- Full name: Roger L. Counsil
- Born: January 11, 1935 Wood River, Illinois, U.S.
- Died: August 8, 2017 (aged 82) Wilmington Island, Georgia, U.S.

Gymnastics career
- Discipline: Men's artistic gymnastics

= Roger Counsil =

American gymnastics coach

Roger L. Counsil (January 11, 1935 – August 8, 2017) was a former American gymnastics coach, and head of the United States Gymnastics Federation, now known as USA Gymnastics.

==Biography==
Counsil was born on January 11, 1935, in Wood River, Illinois. He attended East Alton–Wood River High School and graduated in 1954.

He was an athlete at Southern Illinois University, where he competed in track, swimming, and gymnastics. He was the NAIA 1-meter diving champion in 1957, the same year he was named the "Most Valuable Athlete" at SIU. In addition to his bachelor's degree, he earned his Master's from SIU and completed his doctorate in Higher Education Administration at Indiana University Bloomington.

For 17 years, he coached at Indiana State University.

Counsil was named Olympic coach for the U.S.-boycotted 1980 Summer Olympics and held several other positions. These included:

- Chairman of the NCAA Gymnastics Committee.
- Men's coach for the U.S. team in the 1978 World Games .
- Host coach for the 1975 NCAA National Championships in Terre Haute.
- National "Coach of the Year" and four-time recipient of Mideast "Coach of the Year" honors.
- Executive Director of the USA Gymnastics, a position he assumed after leaving ISU in February 1980.

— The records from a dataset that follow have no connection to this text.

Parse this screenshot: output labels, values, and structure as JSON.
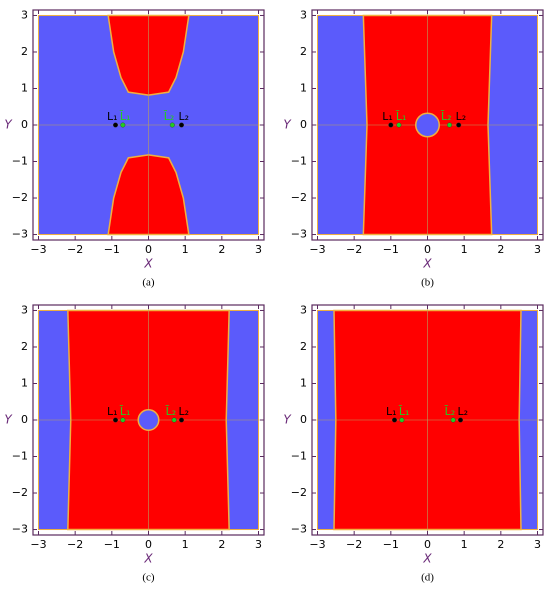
{
  "chart_data": [
    {
      "type": "region",
      "caption": "(a)",
      "xlabel": "X",
      "ylabel": "Y",
      "xlim": [
        -3.15,
        3.15
      ],
      "ylim": [
        -3.15,
        3.15
      ],
      "xticks": [
        {
          "value": -3,
          "label": "−3"
        },
        {
          "value": -2,
          "label": "−2"
        },
        {
          "value": -1,
          "label": "−1"
        },
        0,
        1,
        2,
        3
      ],
      "yticks": [
        {
          "value": -3,
          "label": "−3"
        },
        {
          "value": -2,
          "label": "−2"
        },
        {
          "value": -1,
          "label": "−1"
        },
        0,
        1,
        2,
        3
      ],
      "background": "#5b5bfb",
      "regions": [
        {
          "color": "#ff0000",
          "x": [
            -1.1,
            -0.95,
            -0.75,
            -0.55,
            0,
            0.55,
            0.75,
            0.95,
            1.1
          ],
          "y": [
            3,
            2,
            1.3,
            0.9,
            0.82,
            0.9,
            1.3,
            2,
            3
          ]
        },
        {
          "color": "#ff0000",
          "x": [
            -1.1,
            -0.95,
            -0.75,
            -0.55,
            0,
            0.55,
            0.75,
            0.95,
            1.1
          ],
          "y": [
            -3,
            -2,
            -1.3,
            -0.9,
            -0.82,
            -0.9,
            -1.3,
            -2,
            -3
          ]
        }
      ],
      "circles": [],
      "points": [
        {
          "name": "L₁",
          "color": "#000000",
          "x": -0.9,
          "y": 0
        },
        {
          "name": "L̄₁",
          "color": "#22cc22",
          "x": -0.7,
          "y": 0
        },
        {
          "name": "L̄₂",
          "color": "#22cc22",
          "x": 0.65,
          "y": 0
        },
        {
          "name": "L₂",
          "color": "#000000",
          "x": 0.9,
          "y": 0
        }
      ]
    },
    {
      "type": "region",
      "caption": "(b)",
      "xlabel": "X",
      "ylabel": "Y",
      "xlim": [
        -3.15,
        3.15
      ],
      "ylim": [
        -3.15,
        3.15
      ],
      "xticks": [
        {
          "value": -3,
          "label": "−3"
        },
        {
          "value": -2,
          "label": "−2"
        },
        {
          "value": -1,
          "label": "−1"
        },
        0,
        1,
        2,
        3
      ],
      "yticks": [
        {
          "value": -3,
          "label": "−3"
        },
        {
          "value": -2,
          "label": "−2"
        },
        {
          "value": -1,
          "label": "−1"
        },
        0,
        1,
        2,
        3
      ],
      "background": "#5b5bfb",
      "regions": [
        {
          "color": "#ff0000",
          "x": [
            -1.75,
            -1.65,
            -1.75,
            1.75,
            1.65,
            1.75
          ],
          "y": [
            3,
            0,
            -3,
            -3,
            0,
            3
          ]
        }
      ],
      "circles": [
        {
          "color": "#5b5bfb",
          "x": 0,
          "y": 0,
          "r": 0.32
        }
      ],
      "points": [
        {
          "name": "L₁",
          "color": "#000000",
          "x": -1.0,
          "y": 0
        },
        {
          "name": "L̄₁",
          "color": "#22cc22",
          "x": -0.78,
          "y": 0
        },
        {
          "name": "L̄₂",
          "color": "#22cc22",
          "x": 0.6,
          "y": 0
        },
        {
          "name": "L₂",
          "color": "#000000",
          "x": 0.85,
          "y": 0
        }
      ]
    },
    {
      "type": "region",
      "caption": "(c)",
      "xlabel": "X",
      "ylabel": "Y",
      "xlim": [
        -3.15,
        3.15
      ],
      "ylim": [
        -3.15,
        3.15
      ],
      "xticks": [
        {
          "value": -3,
          "label": "−3"
        },
        {
          "value": -2,
          "label": "−2"
        },
        {
          "value": -1,
          "label": "−1"
        },
        0,
        1,
        2,
        3
      ],
      "yticks": [
        {
          "value": -3,
          "label": "−3"
        },
        {
          "value": -2,
          "label": "−2"
        },
        {
          "value": -1,
          "label": "−1"
        },
        0,
        1,
        2,
        3
      ],
      "background": "#5b5bfb",
      "regions": [
        {
          "color": "#ff0000",
          "x": [
            -2.2,
            -2.12,
            -2.2,
            2.2,
            2.12,
            2.2
          ],
          "y": [
            3,
            0,
            -3,
            -3,
            0,
            3
          ]
        }
      ],
      "circles": [
        {
          "color": "#5b5bfb",
          "x": 0,
          "y": 0,
          "r": 0.28
        }
      ],
      "points": [
        {
          "name": "L₁",
          "color": "#000000",
          "x": -0.9,
          "y": 0
        },
        {
          "name": "L̄₁",
          "color": "#22cc22",
          "x": -0.7,
          "y": 0
        },
        {
          "name": "L̄₂",
          "color": "#22cc22",
          "x": 0.7,
          "y": 0
        },
        {
          "name": "L₂",
          "color": "#000000",
          "x": 0.9,
          "y": 0
        }
      ]
    },
    {
      "type": "region",
      "caption": "(d)",
      "xlabel": "X",
      "ylabel": "Y",
      "xlim": [
        -3.15,
        3.15
      ],
      "ylim": [
        -3.15,
        3.15
      ],
      "xticks": [
        {
          "value": -3,
          "label": "−3"
        },
        {
          "value": -2,
          "label": "−2"
        },
        {
          "value": -1,
          "label": "−1"
        },
        0,
        1,
        2,
        3
      ],
      "yticks": [
        {
          "value": -3,
          "label": "−3"
        },
        {
          "value": -2,
          "label": "−2"
        },
        {
          "value": -1,
          "label": "−1"
        },
        0,
        1,
        2,
        3
      ],
      "background": "#5b5bfb",
      "regions": [
        {
          "color": "#ff0000",
          "x": [
            -2.55,
            -2.5,
            -2.55,
            2.55,
            2.5,
            2.55
          ],
          "y": [
            3,
            0,
            -3,
            -3,
            0,
            3
          ]
        }
      ],
      "circles": [],
      "points": [
        {
          "name": "L₁",
          "color": "#000000",
          "x": -0.9,
          "y": 0
        },
        {
          "name": "L̄₁",
          "color": "#22cc22",
          "x": -0.7,
          "y": 0
        },
        {
          "name": "L̄₂",
          "color": "#22cc22",
          "x": 0.7,
          "y": 0
        },
        {
          "name": "L₂",
          "color": "#000000",
          "x": 0.9,
          "y": 0
        }
      ]
    }
  ]
}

In 1980, he was inducted into the Southern Illinois University Athletics Hall of Fame. In 1985, he was inducted into the Indiana State University Athletics Hall of Fame. On August 8, 2014, he was selected as an Institutional Great by the Missouri Valley Conference and inducted into the Conference Hall of Fame.

==Death==
Counsil died on August 8, 2017, at the age of 82.